This post is a weekly feature by Nezua, Media Consortium Blogger.
On Tuesday, Rep. Luis Gutierrez (D-IL) introduced the Comprehensive Immigration Reform for America’s Security and Prosperity Act of 2009 (CIR-ASAP). Rep. Gutierrez said that the bill represents “the final push for comprehensive immigration reform,” as Khalil Abdullah reports for New America Media. Seth Hoy at AlterNet breaks down some of the bill’s key points, which include a border security provisions, family unification, a legalization component, and improved detention conditions.
The legislation is an encouraging first step forward on the path to immigration reform. But many hurdles must be overcome before an immigration bill from the House or Senate becomes law, especially in today’s tense political environment. Outright antagonism from the nativist lobby or the far Right will be no small part of the challenge, no matter how concessionary the legislation is to Republicans.
In the absence of nationally legislated reform, many border states like Texas are attempting to fill in the gap. One of these cases is a town called Del Rio, as Melissa del Bosque reports for the Texas Observer. Del Rio’s new school superintendent, Kelt Cooper, has “an overarching concern about Mexican nonresidents attending [U.S.] public schools.” U.S. Customs and Border Protection agents, acting under Cooper’s request, recently took a headcount of children crossing the bridge that connects Ciudad Acuña in México to Del Rio, Texas. No other border to the county was inspected similarly.

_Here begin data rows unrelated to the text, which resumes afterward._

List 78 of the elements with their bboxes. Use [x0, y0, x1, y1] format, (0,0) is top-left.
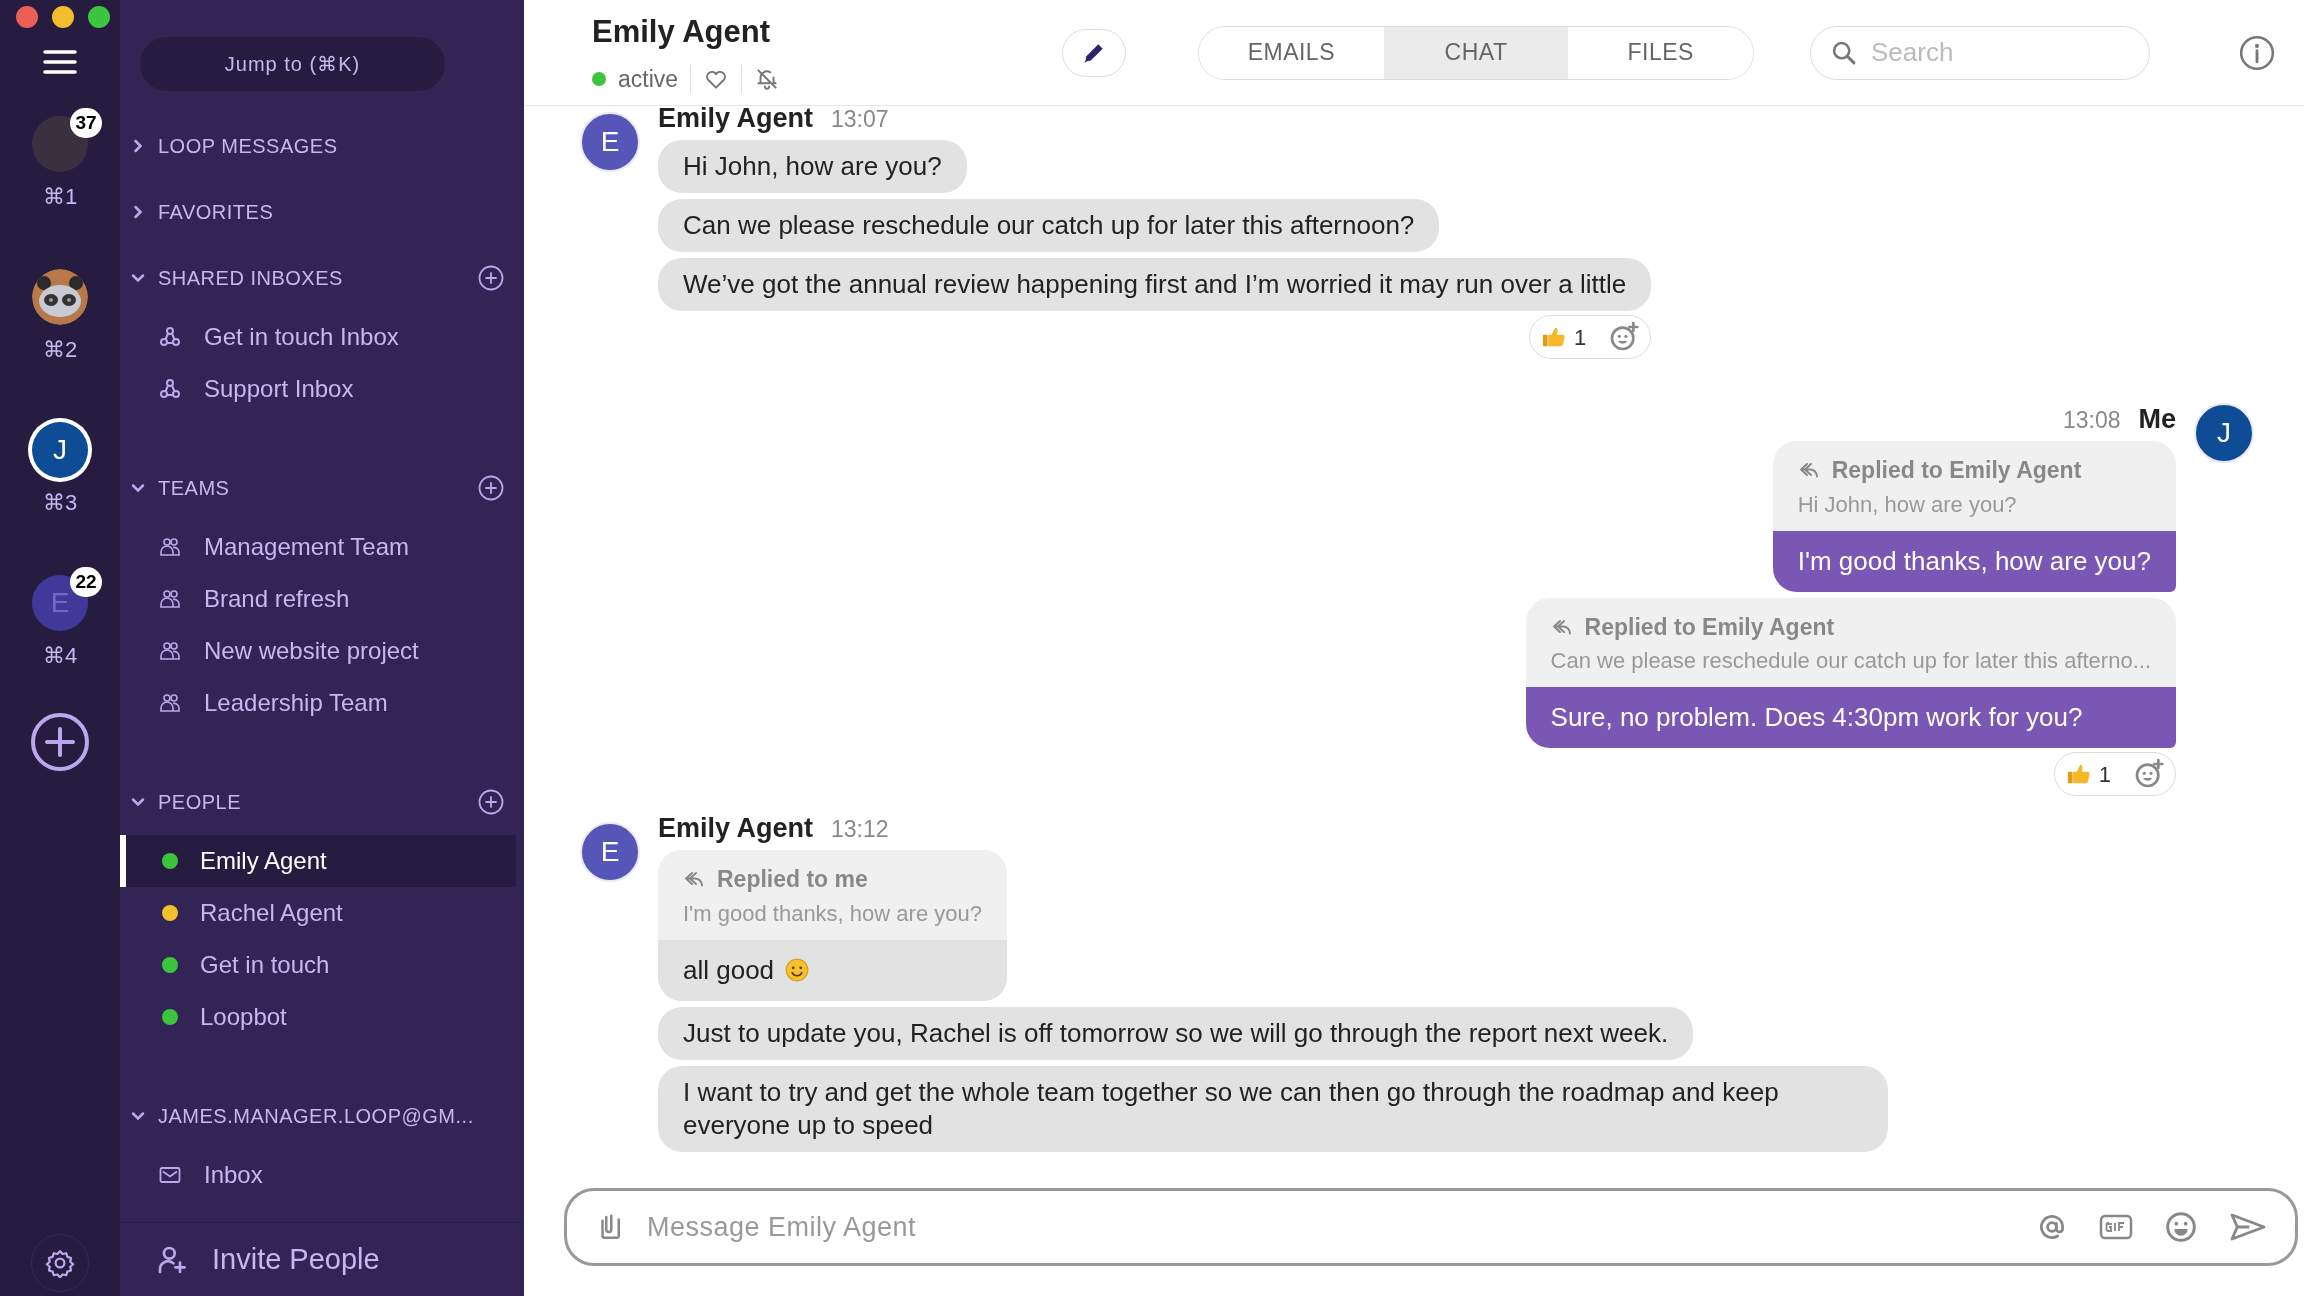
add-workspace-icon[interactable]: [30, 712, 90, 772]
sidebar-item[interactable]: New website project: [120, 625, 516, 677]
sidebar-item[interactable]: Leadership Team: [120, 677, 516, 729]
info-icon[interactable]: [2238, 33, 2276, 72]
add-reaction-icon[interactable]: [2133, 758, 2165, 790]
mention-icon[interactable]: [2037, 1212, 2067, 1242]
smiley-icon: [784, 957, 811, 983]
reply-label: Replied to me: [717, 865, 868, 894]
send-icon[interactable]: [2229, 1211, 2267, 1243]
quoted-text: I'm good thanks, how are you?: [683, 899, 982, 928]
emoji-icon[interactable]: [2165, 1211, 2197, 1243]
message-text: I'm good thanks, how are you?: [1772, 530, 2176, 592]
close-window-button[interactable]: [16, 6, 38, 28]
message-composer[interactable]: Message Emily Agent: [564, 1188, 2298, 1266]
message-bubble: I want to try and get the whole team together so we can then go through the roadmap and keep everyone up to speed: [658, 1065, 1888, 1152]
add-icon[interactable]: [478, 475, 504, 501]
sidebar-item[interactable]: Support Inbox: [120, 363, 516, 415]
reply-label: Replied to Emily Agent: [1584, 612, 1835, 642]
sidebar-item[interactable]: Rachel Agent: [120, 887, 516, 939]
reply-label: Replied to Emily Agent: [1831, 456, 2082, 485]
sidebar-item[interactable]: Get in touch Inbox: [120, 311, 516, 363]
workspace-shortcut: ⌘2: [42, 336, 78, 364]
gif-icon[interactable]: [2099, 1212, 2133, 1242]
workspace-shortcut: ⌘3: [42, 489, 78, 517]
quoted-text: Hi John, how are you?: [1797, 490, 2018, 519]
team-icon: [158, 691, 182, 715]
message-bubble: Just to update you, Rachel is off tomorrow so we will go through the report next week.: [658, 1006, 1694, 1060]
message-time: 13:07: [831, 106, 889, 134]
avatar: E: [580, 822, 640, 882]
inbox-group-icon: [158, 325, 182, 349]
section-header[interactable]: SHARED INBOXES: [158, 263, 343, 293]
section-header[interactable]: LOOP MESSAGES: [158, 131, 338, 161]
workspace-shortcut: ⌘4: [42, 642, 78, 670]
workspace-shortcut: ⌘1: [42, 183, 78, 211]
jump-to-button[interactable]: Jump to (⌘K): [140, 37, 445, 91]
add-reaction-icon[interactable]: [1608, 321, 1641, 353]
avatar: E: [580, 112, 640, 172]
settings-icon: [45, 1248, 75, 1278]
contact-name: Emily Agent: [592, 13, 771, 51]
add-icon[interactable]: [478, 265, 504, 291]
sidebar-item[interactable]: Management Team: [120, 521, 516, 573]
sidebar-item[interactable]: Emily Agent: [120, 835, 516, 887]
team-icon: [158, 535, 182, 559]
section-header[interactable]: PEOPLE: [158, 787, 242, 817]
team-icon: [158, 587, 182, 611]
status-text: active: [618, 64, 679, 94]
sidebar-item[interactable]: Brand refresh: [120, 573, 516, 625]
tab[interactable]: CHAT: [1383, 26, 1569, 79]
workspace-avatar[interactable]: J: [32, 422, 88, 478]
unread-badge: 22: [70, 567, 102, 597]
sidebar-item[interactable]: Get in touch: [120, 939, 516, 991]
message-bubble: Can we please reschedule our catch up for later this afternoon?: [658, 199, 1440, 252]
sidebar-item[interactable]: Loopbot: [120, 991, 516, 1043]
inbox-group-icon: [158, 377, 182, 401]
section-header[interactable]: JAMES.MANAGER.LOOP@GM...: [158, 1101, 474, 1131]
team-icon: [158, 639, 182, 663]
minimize-window-button[interactable]: [52, 6, 74, 28]
message-text: Sure, no problem. Does 4:30pm work for you?: [1525, 687, 2176, 748]
invite-people-button[interactable]: Invite People: [120, 1237, 380, 1282]
menu-icon[interactable]: [42, 48, 78, 76]
message-bubble: Hi John, how are you?: [658, 140, 967, 193]
avatar: J: [2194, 403, 2254, 463]
unread-badge: 37: [70, 108, 102, 138]
panda-avatar-drawing[interactable]: [32, 269, 88, 325]
maximize-window-button[interactable]: [88, 6, 110, 28]
sidebar-item[interactable]: Inbox: [120, 1149, 516, 1201]
message-field[interactable]: Message Emily Agent: [647, 1206, 2015, 1248]
message-bubble: We’ve got the annual review happening first and I’m worried it may run over a little: [658, 258, 1652, 311]
section-header[interactable]: FAVORITES: [158, 197, 274, 227]
sender-name: Emily Agent: [658, 106, 814, 135]
quoted-text: Can we please reschedule our catch up for later this afterno...: [1550, 647, 2151, 675]
add-icon[interactable]: [478, 789, 504, 815]
section-header[interactable]: TEAMS: [158, 473, 230, 503]
message-time: 13:08: [2062, 406, 2121, 435]
message-time: 13:12: [831, 815, 889, 844]
search-field[interactable]: Search: [1810, 25, 2150, 80]
sender-name: Me: [2138, 403, 2176, 436]
sender-name: Emily Agent: [658, 812, 814, 845]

At Cooper’s order, Del Rio school district employees handed out fliers to drivers with students who crossed the bridge that morning, informing parents that their children were being withdrawn from school unless they could prove U.S. citizenship. If Cooper truly cared about his student body, he’d take a lesson from another school with a large immigrant population and harness the energy available to him, rather than sowing fear and division amongst the student body.